Come 2007, the Diamondbacks had ceased to be, and that ex-lover that you dumped during that rough patch had come back sleeker, younger, sexier, and with a new name. 

The D-backs were in town to change the way things were done.  They relied on tons of hype and great pitching.  They would win more games than any other team in the National League, and usually did it by getting blown out in losses while relying on clutch hitting and pitching to win close games. 

You fans were not convinced though.  A wolf in sheep's clothing you claimed, and stayed away like the plague had struck on Jefferson.  Management used an old tactic that had worked in the past with you and brought in a familiar face; Randy Johnson. 

Oh how you loved it.  When Johnson actually did pitch, the place was packed.  Doug Davis, Livan, Edgar—not so much.  You'd seen this dog and pony show and knew it couldn't last.  You were adamant that it WOULDN'T last.  The empty seats that dotted the upper and lower decks as the Dbacks lost to the Rockies in the NLCS was evident of that.  You knew they would lose and knew it wasn't worth your time to come see the Dbacks lose.  You'd seen that dog and pony show before.

This year, the upgrades are complete and the renovation has left a diamond in the desert.  Sparked by the hype of 2007, the move to cable TV, and the abundance of band-wagoners, you decided to have a one night stand with the team. 

You showed up when the beloved-yet-rival Dodgers came to town on opening night.  You were amazed and impressed by what you saw.  You spent the next week regretting your torrid affair. 

You went back to your beloved Suns even as the management trotted out former star after former star in a celebration of a decade in the desert.  But after the Suns let you down again, for what has to feel like the hundredth time, you knew you just couldn't resist the lure of Chase Field. 

Slowly but surely, you tell your friends and family about the free chalupas you get and the tshirts that are tossed.  You are being showered with gifts from a forgiving ex-lover who has lost 50 pounds and had a breast augmentation.  How can you resist this siren's call? 

The wins pile up, even if they are only against NL West teams.  It still assures another banner in the window and a hand full of hardware in the lockers.  Who are you to resist the seductive sedona red?

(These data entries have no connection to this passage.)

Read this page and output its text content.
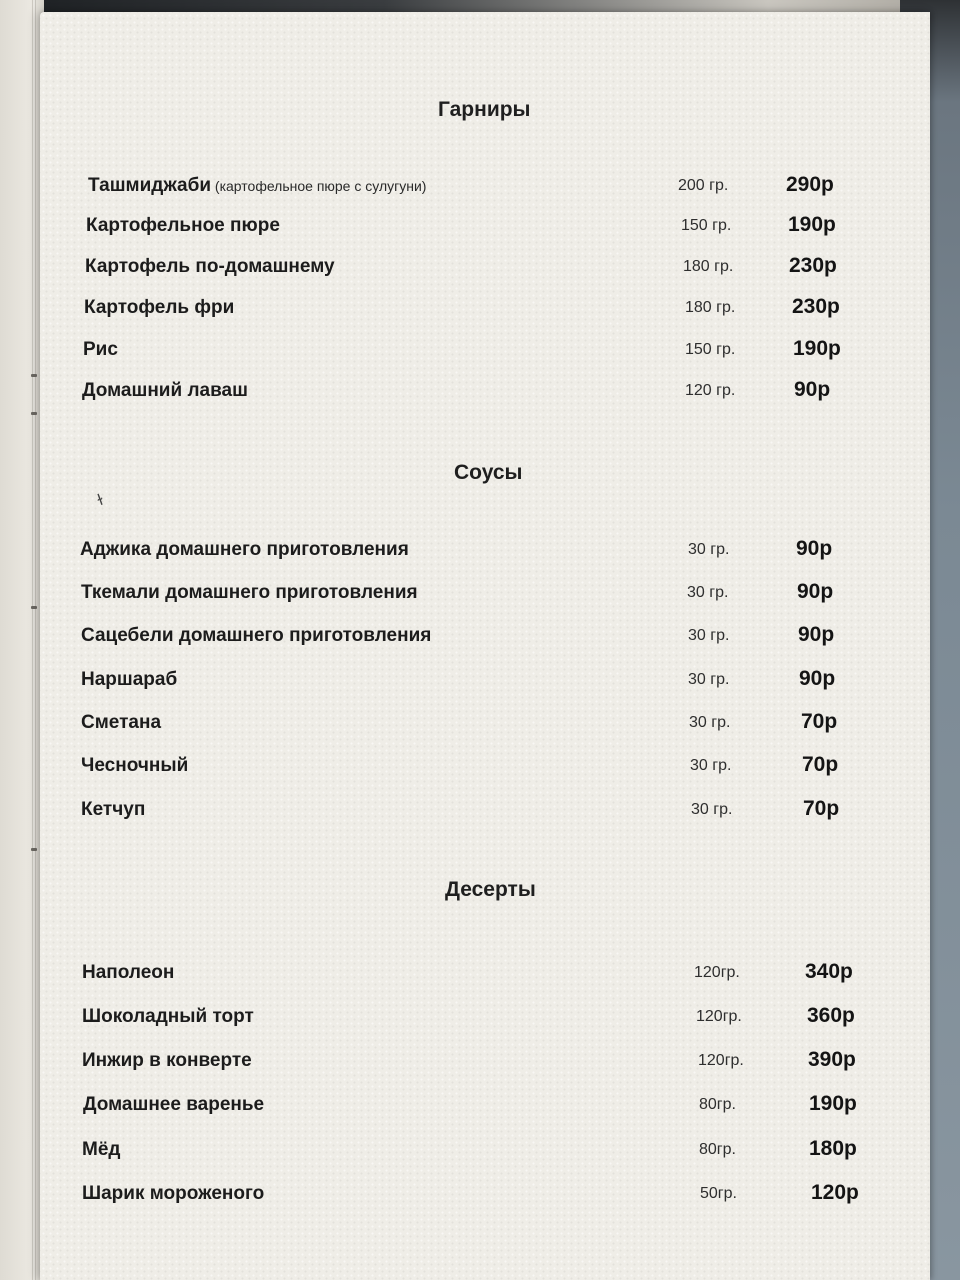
ɫ
Гарниры
Ташмиджаби (картофельное пюре с сулугуни)	200 гр.	290р
Картофельное пюре	150 гр.	190р
Картофель по-домашнему	180 гр.	230р
Картофель фри	180 гр.	230р
Рис	150 гр.	190р
Домашний лаваш	120 гр.	90р
Соусы
Аджика домашнего приготовления	30 гр.	90р
Ткемали домашнего приготовления	30 гр.	90р
Сацебели домашнего приготовления	30 гр.	90р
Наршараб	30 гр.	90р
Сметана	30 гр.	70р
Чесночный	30 гр.	70р
Кетчуп	30 гр.	70р
Десерты
Наполеон	120гр.	340р
Шоколадный торт	120гр.	360р
Инжир в конверте	120гр.	390р
Домашнее варенье	80гр.	190р
Мёд	80гр.	180р
Шарик мороженого	50гр.	120р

No one blames you for not wanting to watch the Rockies any more.  It begins to feel like booing the Royals after a while and you just feel bad for them.  Some of you may have forgotten how the game works and you shouldn't worry. 

Derrick Hall has done everything he can to make you feel comfortable.  He has put in a bigger TV with more channels.  He has hired prettier, blonder girls to hand you shirts and ipods.  He coddles your children with one hand while aiding your alcohol and gambling addictions with the other.

Come one, come all to the greatest (and only) show in the valley.  The Suns have lost, the Cards haven't started (but will lose too).  The Coyotes were just bad.  The Sting went on strike.  The Rattlers have two wins.  The Mercury play women's basketball and the Road Runners' season is all done. 

It's hot outside but we have $1 water out front and air conditioning inside.  There is even a pool.  So come enjoy the best baseball in Arizona (after the month of March) and watch as we dominate the rest of the NL West.  Just don't watch too closely.  We'd hate for you to miss the wave as it comes by.